Oui. L’ambiguïté fait partie intégrante des relations humaines. On ne sait jamais exactement ce que l’autre personne pense, ressent ou quelles sont ses motivations. Les actions humaines sont empreintes de nuances, de doutes et de zones d’ombre.
La musique joue avec cette incertitude et, d’une certaine manière, l’embrasse. L’ambiguïté fait partie de la vie.

Quelle leçon récente vous a appris à mieux gérer ce qui se termine, ce qui change ou ce qui ne revient pas ?
Un exemple simple : les tatouages. Je viens de m’en faire tatouer deux, et ils me rappellent que certains choix sont définitifs – et même si on essaie de les effacer, il en reste toujours des traces. En même temps, tout passe : le corps change, les étapes de la vie passent.
Cela a beaucoup à voir avec les enseignements bouddhistes que j’essaie d’intégrer à ma musique : accepter l’impermanence, y compris les marques qui subsistent.
Qu’est-ce qui se révèle en vous, en tant qu’artiste et en tant que personne, qui ne correspondait pas à vos versions précédentes ?
Dans mes compositions, j’explore surtout un côté plus ludique et ambigu. Je me rapproche aussi d’influences brésiliennes, que je n’avais pas beaucoup explorées auparavant.

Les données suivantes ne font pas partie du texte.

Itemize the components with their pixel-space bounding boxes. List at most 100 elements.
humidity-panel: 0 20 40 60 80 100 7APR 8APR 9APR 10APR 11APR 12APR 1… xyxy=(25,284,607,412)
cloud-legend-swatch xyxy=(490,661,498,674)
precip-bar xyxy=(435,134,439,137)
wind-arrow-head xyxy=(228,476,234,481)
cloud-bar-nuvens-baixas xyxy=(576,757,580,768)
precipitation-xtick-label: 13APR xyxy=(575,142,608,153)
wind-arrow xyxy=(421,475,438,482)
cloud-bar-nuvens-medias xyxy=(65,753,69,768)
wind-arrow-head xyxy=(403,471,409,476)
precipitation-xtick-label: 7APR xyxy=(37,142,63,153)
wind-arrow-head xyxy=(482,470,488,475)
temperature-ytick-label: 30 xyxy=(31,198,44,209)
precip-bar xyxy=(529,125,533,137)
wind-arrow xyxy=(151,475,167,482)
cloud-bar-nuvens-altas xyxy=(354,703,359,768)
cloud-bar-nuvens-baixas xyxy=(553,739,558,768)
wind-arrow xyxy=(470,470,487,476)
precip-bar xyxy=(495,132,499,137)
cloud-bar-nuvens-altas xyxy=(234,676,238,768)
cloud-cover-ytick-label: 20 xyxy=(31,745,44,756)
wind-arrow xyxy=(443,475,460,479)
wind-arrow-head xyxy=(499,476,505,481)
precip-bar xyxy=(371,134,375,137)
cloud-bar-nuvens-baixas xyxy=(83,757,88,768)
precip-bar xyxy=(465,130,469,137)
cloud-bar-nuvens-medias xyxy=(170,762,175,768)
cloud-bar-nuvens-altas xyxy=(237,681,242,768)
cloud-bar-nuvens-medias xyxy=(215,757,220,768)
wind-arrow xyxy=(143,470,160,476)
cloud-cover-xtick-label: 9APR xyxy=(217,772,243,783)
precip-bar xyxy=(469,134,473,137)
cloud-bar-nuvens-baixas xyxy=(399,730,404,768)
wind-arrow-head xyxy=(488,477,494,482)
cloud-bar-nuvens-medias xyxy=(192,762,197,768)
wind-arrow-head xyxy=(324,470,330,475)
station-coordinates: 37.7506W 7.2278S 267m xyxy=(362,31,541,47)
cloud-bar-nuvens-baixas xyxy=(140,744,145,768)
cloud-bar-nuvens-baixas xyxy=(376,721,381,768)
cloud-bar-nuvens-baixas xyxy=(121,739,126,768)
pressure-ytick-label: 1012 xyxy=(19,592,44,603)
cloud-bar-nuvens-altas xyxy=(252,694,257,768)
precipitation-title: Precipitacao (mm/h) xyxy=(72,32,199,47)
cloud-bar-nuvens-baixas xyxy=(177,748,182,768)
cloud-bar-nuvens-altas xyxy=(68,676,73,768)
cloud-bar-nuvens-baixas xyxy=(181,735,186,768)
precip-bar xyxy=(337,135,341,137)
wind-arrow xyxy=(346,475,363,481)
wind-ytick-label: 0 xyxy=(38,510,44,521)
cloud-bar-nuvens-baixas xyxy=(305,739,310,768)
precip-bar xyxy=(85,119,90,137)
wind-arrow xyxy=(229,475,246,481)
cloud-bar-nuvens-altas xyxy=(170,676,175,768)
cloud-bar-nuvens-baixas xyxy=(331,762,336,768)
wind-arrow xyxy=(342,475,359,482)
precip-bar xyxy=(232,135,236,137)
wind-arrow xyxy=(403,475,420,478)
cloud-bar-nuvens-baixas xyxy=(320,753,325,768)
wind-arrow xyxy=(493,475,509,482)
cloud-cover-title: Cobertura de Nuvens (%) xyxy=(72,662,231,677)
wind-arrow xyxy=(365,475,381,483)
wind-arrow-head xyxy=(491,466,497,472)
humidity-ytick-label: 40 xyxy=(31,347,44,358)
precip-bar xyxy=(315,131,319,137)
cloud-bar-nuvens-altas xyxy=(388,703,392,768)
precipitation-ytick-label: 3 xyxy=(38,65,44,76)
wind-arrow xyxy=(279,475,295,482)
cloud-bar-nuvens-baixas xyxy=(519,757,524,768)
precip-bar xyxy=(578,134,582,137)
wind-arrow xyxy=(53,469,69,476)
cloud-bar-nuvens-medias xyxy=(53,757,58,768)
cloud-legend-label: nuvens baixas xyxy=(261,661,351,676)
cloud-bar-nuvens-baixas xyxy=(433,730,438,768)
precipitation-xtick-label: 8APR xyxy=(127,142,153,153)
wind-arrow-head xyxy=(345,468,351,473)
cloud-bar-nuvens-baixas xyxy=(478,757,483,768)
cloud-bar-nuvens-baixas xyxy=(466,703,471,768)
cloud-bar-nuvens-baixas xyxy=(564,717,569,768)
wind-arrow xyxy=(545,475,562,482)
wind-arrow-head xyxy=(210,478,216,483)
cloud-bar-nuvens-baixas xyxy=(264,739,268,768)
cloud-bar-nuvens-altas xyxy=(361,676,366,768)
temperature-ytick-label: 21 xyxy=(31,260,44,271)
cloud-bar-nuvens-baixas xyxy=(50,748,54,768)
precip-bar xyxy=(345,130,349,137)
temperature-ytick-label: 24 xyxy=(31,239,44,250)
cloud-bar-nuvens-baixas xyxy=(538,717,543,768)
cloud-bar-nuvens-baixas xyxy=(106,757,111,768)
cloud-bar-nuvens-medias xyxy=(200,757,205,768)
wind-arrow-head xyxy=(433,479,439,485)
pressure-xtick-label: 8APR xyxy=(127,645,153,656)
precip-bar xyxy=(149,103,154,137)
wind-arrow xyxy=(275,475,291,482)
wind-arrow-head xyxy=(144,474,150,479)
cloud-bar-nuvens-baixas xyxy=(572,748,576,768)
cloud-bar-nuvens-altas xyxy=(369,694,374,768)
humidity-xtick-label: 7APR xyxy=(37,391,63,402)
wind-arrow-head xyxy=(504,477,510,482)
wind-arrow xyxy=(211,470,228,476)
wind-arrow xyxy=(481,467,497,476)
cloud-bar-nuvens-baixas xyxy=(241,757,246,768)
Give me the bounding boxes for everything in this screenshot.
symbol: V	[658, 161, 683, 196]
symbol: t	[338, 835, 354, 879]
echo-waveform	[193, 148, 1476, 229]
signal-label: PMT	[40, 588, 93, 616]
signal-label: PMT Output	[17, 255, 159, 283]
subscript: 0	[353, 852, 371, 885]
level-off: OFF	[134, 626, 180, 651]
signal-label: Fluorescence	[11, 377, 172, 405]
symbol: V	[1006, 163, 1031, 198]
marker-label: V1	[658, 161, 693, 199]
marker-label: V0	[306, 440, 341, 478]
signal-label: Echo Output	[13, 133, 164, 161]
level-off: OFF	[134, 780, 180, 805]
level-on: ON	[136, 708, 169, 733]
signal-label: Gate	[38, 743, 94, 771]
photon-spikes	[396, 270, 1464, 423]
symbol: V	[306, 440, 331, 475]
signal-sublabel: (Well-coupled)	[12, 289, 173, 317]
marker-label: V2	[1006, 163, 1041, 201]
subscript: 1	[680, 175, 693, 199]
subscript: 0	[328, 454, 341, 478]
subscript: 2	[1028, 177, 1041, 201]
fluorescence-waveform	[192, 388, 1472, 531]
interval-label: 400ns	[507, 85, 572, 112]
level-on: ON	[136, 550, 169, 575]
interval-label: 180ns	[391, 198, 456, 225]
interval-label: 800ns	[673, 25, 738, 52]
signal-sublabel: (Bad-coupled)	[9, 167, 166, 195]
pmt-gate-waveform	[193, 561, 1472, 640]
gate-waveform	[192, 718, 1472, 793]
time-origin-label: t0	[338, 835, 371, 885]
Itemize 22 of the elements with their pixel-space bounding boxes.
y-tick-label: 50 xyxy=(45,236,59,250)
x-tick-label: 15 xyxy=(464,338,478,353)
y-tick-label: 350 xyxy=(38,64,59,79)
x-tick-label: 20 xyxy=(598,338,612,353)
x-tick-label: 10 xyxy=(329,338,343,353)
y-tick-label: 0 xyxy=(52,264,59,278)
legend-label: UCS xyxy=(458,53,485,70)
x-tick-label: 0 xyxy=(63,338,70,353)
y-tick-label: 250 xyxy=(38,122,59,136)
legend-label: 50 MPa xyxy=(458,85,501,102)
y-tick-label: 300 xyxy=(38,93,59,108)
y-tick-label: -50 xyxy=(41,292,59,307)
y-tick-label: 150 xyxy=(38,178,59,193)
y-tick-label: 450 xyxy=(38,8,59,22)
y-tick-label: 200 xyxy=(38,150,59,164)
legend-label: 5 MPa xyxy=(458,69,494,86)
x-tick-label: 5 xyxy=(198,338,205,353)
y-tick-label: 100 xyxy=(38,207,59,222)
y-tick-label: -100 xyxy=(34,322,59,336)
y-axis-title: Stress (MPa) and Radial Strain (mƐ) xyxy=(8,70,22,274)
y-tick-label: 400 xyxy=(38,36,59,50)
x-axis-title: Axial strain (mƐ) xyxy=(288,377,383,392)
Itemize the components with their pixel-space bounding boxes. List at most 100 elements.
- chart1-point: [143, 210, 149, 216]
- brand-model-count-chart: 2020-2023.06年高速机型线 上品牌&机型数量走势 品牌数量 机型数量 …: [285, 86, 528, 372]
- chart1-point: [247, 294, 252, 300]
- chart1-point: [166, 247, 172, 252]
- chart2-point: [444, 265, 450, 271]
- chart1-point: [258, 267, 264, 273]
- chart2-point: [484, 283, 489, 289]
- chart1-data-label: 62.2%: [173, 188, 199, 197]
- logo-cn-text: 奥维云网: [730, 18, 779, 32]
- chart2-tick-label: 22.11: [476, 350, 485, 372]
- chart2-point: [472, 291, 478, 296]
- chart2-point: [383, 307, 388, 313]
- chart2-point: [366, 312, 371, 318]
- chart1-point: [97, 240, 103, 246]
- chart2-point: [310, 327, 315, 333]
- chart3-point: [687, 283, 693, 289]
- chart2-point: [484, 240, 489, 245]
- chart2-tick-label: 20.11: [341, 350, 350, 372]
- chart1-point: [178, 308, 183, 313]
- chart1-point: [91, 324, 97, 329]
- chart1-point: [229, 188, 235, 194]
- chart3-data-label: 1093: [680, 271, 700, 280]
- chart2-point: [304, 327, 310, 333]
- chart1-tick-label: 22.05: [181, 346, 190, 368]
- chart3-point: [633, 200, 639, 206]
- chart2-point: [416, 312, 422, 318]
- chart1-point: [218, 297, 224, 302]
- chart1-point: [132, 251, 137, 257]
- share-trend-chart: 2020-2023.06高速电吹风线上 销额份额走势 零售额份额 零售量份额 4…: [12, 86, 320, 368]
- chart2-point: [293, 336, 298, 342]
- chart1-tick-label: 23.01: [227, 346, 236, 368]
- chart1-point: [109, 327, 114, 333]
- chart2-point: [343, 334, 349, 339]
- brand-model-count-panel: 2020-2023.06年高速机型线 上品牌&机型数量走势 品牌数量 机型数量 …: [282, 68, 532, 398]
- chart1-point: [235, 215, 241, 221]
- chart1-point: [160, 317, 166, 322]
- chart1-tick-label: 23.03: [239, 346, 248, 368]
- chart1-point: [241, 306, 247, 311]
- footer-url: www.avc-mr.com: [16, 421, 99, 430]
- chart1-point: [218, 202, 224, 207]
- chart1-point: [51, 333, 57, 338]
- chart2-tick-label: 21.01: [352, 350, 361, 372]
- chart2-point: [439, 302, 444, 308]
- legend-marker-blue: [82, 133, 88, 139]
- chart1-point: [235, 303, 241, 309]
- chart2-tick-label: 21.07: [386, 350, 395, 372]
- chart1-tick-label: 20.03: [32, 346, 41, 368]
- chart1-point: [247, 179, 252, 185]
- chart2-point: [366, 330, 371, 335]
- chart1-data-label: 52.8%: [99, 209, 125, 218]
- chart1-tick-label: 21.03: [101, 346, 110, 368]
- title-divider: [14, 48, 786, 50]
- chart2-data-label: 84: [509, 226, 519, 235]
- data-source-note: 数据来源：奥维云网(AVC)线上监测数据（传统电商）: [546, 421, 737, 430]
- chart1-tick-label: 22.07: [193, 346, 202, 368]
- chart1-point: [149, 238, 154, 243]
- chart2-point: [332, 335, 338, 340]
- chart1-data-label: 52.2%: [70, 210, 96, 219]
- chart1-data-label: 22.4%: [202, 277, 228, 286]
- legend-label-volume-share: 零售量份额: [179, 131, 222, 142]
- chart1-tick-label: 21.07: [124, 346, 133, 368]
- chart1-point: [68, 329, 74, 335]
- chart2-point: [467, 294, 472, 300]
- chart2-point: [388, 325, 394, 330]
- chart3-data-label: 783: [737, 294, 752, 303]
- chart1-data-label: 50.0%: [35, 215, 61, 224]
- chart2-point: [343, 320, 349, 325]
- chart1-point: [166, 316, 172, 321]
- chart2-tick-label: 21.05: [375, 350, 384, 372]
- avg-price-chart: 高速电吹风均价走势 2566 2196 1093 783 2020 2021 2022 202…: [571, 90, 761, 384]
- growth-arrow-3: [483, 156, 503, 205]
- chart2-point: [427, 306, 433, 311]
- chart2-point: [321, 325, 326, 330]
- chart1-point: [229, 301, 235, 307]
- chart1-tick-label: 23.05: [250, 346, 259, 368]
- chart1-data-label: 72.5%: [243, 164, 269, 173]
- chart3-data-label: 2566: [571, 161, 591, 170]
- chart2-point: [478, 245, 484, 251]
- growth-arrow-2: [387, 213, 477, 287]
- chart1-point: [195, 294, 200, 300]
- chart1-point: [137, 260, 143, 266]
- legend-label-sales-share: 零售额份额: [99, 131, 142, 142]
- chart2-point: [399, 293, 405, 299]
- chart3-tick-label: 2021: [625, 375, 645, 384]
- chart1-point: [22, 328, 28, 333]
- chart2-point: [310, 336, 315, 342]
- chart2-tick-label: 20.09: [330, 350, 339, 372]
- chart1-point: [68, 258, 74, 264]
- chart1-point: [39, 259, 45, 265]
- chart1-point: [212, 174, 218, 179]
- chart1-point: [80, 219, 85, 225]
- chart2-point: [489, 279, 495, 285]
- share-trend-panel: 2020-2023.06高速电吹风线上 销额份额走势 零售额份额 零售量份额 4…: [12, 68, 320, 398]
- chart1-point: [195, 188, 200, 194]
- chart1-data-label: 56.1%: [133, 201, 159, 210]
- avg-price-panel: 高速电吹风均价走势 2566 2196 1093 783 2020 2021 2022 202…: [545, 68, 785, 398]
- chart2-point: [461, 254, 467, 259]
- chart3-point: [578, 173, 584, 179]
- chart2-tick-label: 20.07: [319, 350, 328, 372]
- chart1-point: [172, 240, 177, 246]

Je viens du rock et du rock indépendant, donc ces nouvelles couches ne s’intégraient pas vraiment à mon travail précédent – non pas parce qu’elles étaient interdites, mais parce que je n’avais pas encore ouvert cet espace en moi.

Avez-vous l’impression que votre vie aussi est faite de morceaux apparemment sans lien entre eux, qui révèlent plus tard une image plus globale ?
Oui. Je crois que cela se traduit par la foi. La vie est faite d’une infinité de variables, inaccessibles à notre compréhension. Et pour avancer dans ce monde, il faut faire confiance : confiance que les synchronicités existent, que les expériences apparemment négatives peuvent se révéler nécessaires, et que ce qui semblait être un chaos total peut, avec le temps, prendre sens.
La foi est l’élément qui lie le hasard.
Qu’espérez-vous que l’auditeur trouve dans « Whatever » ? Est-ce une chanson qui parle de fin, de chaos émotionnel ou de libération ?
Je n’ai pas de plan précis pour cette musique. Elle est née d’un moment très authentique que je voulais exprimer : la coexistence des contraires, l’ambiguïté, l’impermanence, l’acceptation que le monde est effectivement déroutant et que tout n’a pas besoin d’être compris, seulement vécu.
Si une personne trouve le rire, du réconfort, du courage, ou simplement un lieu sûr pour ressentir les choses et aller de l’avant, c’est suffisant.